It was an emotional and uplifting week at the 26th annual Camp New Hope which took place this year at Killens Pond and Delaware Hospice in Milford, DE as part of the organization’s New Hope community support group. The weeklong summer camp brings together children and teenagers, aged 6 through 17, that are coping with the death of a close family member. It provides them with a sense of healing through the process of sharing their grief with peers in a supportive environment. The camp is part of Delaware Hospice’s year-round, nationally-recognized New Hope program to help children deal with loss.
“Camp New Hope is a special place where children who have experienced the death of someone can come and learn that they are not the only ones who have lost someone,” said Jennifer Saienni, Delaware Hospice Public Relations Specialist. “This normalizes the loss for the child and provides much needed support. A time of bonding occurs right away between the staff and campers which creates a safe place for each child to share their story with children their own age.”
Camp New Hope provides children an opportunity to connect with peers who have had similar experiences in an attempt to help them share and understand their grief. The children learn to cope with what they are going through by means of discussion, various projects and interaction with counselors. They develop appropriate coping skills and learn to grieve in a positive way by funneling negative feelings into positive action.
Throughout the week the campers learn to process their loss through various activities such as making a memory box in honor of their loved ones and sharing mementos about their loved ones with their new friends. The times of grief processing is balanced with recreational activities such as playing on the playground or water games. These times help the campers realize that it is healthy to think about their loved ones, feel sad but also learn that it is alright to have fun again.

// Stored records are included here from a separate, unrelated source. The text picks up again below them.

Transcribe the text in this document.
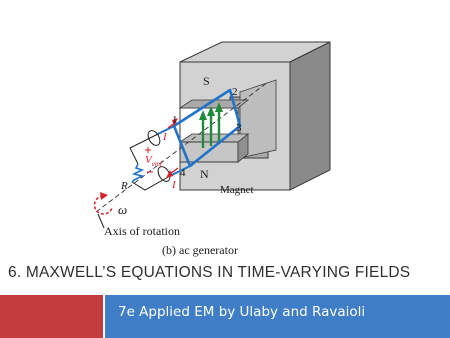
S
N
Magnet
1
2
3
4
I
I
$V_{emf}$
R
ω
Axis of rotation
(b) ac generator
6. MAXWELL’S EQUATIONS IN TIME-VARYING FIELDS
7e Applied EM by Ulaby and Ravaioli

“The week of Camp New Hope opens up a space between the camper and their family to talk about their loved one and truly begin the process of healing together through their grief,” said Camp New Hope Volunteer, Christine Allen. “The first day they all were very quiet and shy. One camper almost seemed like he did not want to be at camp at all. Through out the week’s activities they began to bond with one another and natural support and compassion for one another started taking place. By the final day of camp they broke out of their shells and it was evident that they were getting something out of the activities they were participating in.”
The week of Camp New Hope culminates with a Camp Memorial Service that is put on by the campers. Each group comes up with a skit or song, or some way that they want to celebrate their loved ones and all family members are invited for this sacred time of tears and joy. The memorial service ends with the tree ceremony where each child places an ornament on the memorial tree and they and their families are invited back to Delaware Hospice to visit their tree anytime.

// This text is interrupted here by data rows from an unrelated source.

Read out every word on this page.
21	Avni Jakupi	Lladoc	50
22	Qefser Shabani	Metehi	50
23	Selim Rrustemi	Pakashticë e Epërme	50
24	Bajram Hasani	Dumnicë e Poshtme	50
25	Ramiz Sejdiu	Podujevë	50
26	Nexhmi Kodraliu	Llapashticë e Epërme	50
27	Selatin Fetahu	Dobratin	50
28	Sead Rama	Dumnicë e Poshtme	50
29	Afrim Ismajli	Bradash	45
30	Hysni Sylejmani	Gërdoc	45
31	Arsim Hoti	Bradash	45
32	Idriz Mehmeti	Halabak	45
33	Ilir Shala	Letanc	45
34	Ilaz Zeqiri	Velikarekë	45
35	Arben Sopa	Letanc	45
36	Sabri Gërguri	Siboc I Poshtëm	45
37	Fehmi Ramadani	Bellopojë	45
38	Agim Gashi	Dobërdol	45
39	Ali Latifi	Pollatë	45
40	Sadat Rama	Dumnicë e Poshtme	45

Camp New Hope counselors, many of them volunteers, know that their commitment to Camp New Hope is shaping the future of local children and their families. “What volunteering at Camp New Hope demonstrates is that it is truly better to give than to receive, and to be able to volunteer time and effort to a truly noble cause is one of the greatest things we can do to affect change in our societies,” said Terrence Weston, Camp New Hope Volunteer and Delaware Hospice Staff member. “Experiences like this heal universally. Not only do they heal those who are suffering the most, but they also have a way of healing those who are supporting them. I believe that people need to sacrifice for others in order to feel complete and this event has helped me to realize that.”
Camp New Hope has impacted thousands of individual’s lives. Not only do the campers experience the benefits of Camp, but also the hundreds of volunteers, staff members and guest presenters who have served at camp over these past 26 years have been privileged to witness the transformation of the children and teens. Numerous volunteers return each summer, forgoing their vacation time to attend Camp. Many of the volunteers are even past campers who have returned and share their firsthand experiences.

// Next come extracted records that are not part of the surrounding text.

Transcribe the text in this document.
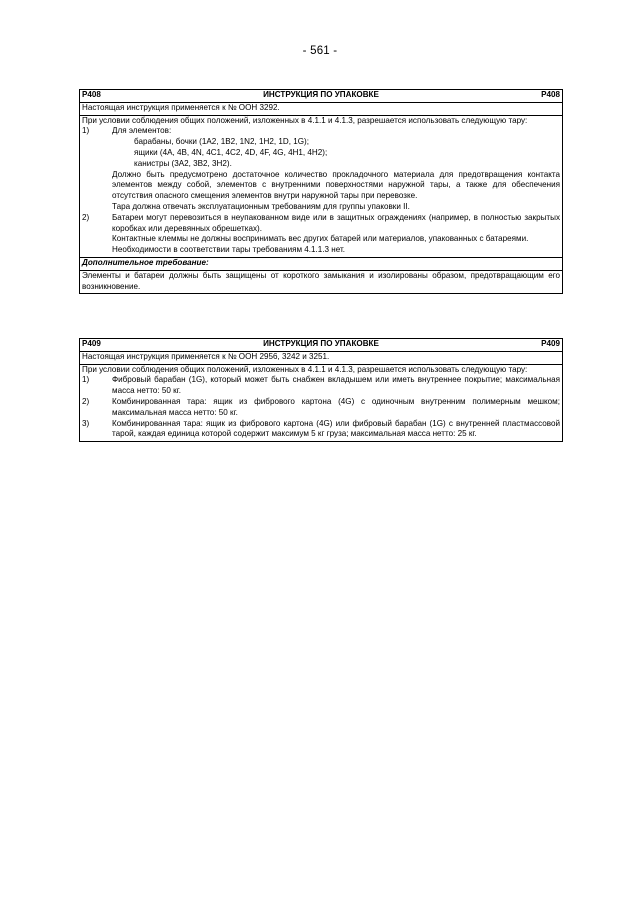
- 561 -
P408	ИНСТРУКЦИЯ ПО УПАКОВКЕ	P408

Настоящая инструкция применяется к № ООН 3292.

При условии соблюдения общих положений, изложенных в 4.1.1 и 4.1.3, разрешается использовать следующую тару:
1)	Для элементов:
барабаны, бочки (1A2, 1B2, 1N2, 1H2, 1D, 1G);
ящики (4A, 4B, 4N, 4C1, 4C2, 4D, 4F, 4G, 4H1, 4H2);
канистры (3A2, 3B2, 3H2).
Должно быть предусмотрено достаточное количество прокладочного материала для предотвращения контакта элементов между собой, элементов с внутренними поверхностями наружной тары, а также для обеспечения отсутствия опасного смещения элементов внутри наружной тары при перевозке.
Тара должна отвечать эксплуатационным требованиям для группы упаковки II.
2)	Батареи могут перевозиться в неупакованном виде или в защитных ограждениях (например, в полностью закрытых коробках или деревянных обрешетках).
Контактные клеммы не должны воспринимать вес других батарей или материалов, упакованных с батареями.
Необходимости в соответствии тары требованиям 4.1.1.3 нет.

Дополнительное требование:

Элементы и батареи должны быть защищены от короткого замыкания и изолированы образом, предотвращающим его возникновение.
P409	ИНСТРУКЦИЯ ПО УПАКОВКЕ	P409

Настоящая инструкция применяется к № ООН 2956, 3242 и 3251.

При условии соблюдения общих положений, изложенных в 4.1.1 и 4.1.3, разрешается использовать следующую тару:
1)	Фибровый барабан (1G), который может быть снабжен вкладышем или иметь внутреннее покрытие; максимальная масса нетто: 50 кг.
2)	Комбинированная тара: ящик из фибрового картона (4G) с одиночным внутренним полимерным мешком; максимальная масса нетто: 50 кг.
3)	Комбинированная тара: ящик из фибрового картона (4G) или фибровый барабан (1G) с внутренней пластмассовой тарой, каждая единица которой содержит максимум 5 кг груза; максимальная масса нетто: 25 кг.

“Many Camp New Hope volunteers come back year after year and truly become a family. Each summer when Camp New Hope rolls around, not only are the volunteers excited for camp and to meet all the new campers, but they relish the opportunity to see their volunteer family again,” said Robin Murphy, BS, CT, Camp New Hope Director. “Without the Delaware Hospice volunteer staff, and generous donations from the community, Camp New Hope would not be possible. I thank everyone who gave their time and talents to make Camp New Hope 2016 a wonderful experience for many grieving children.”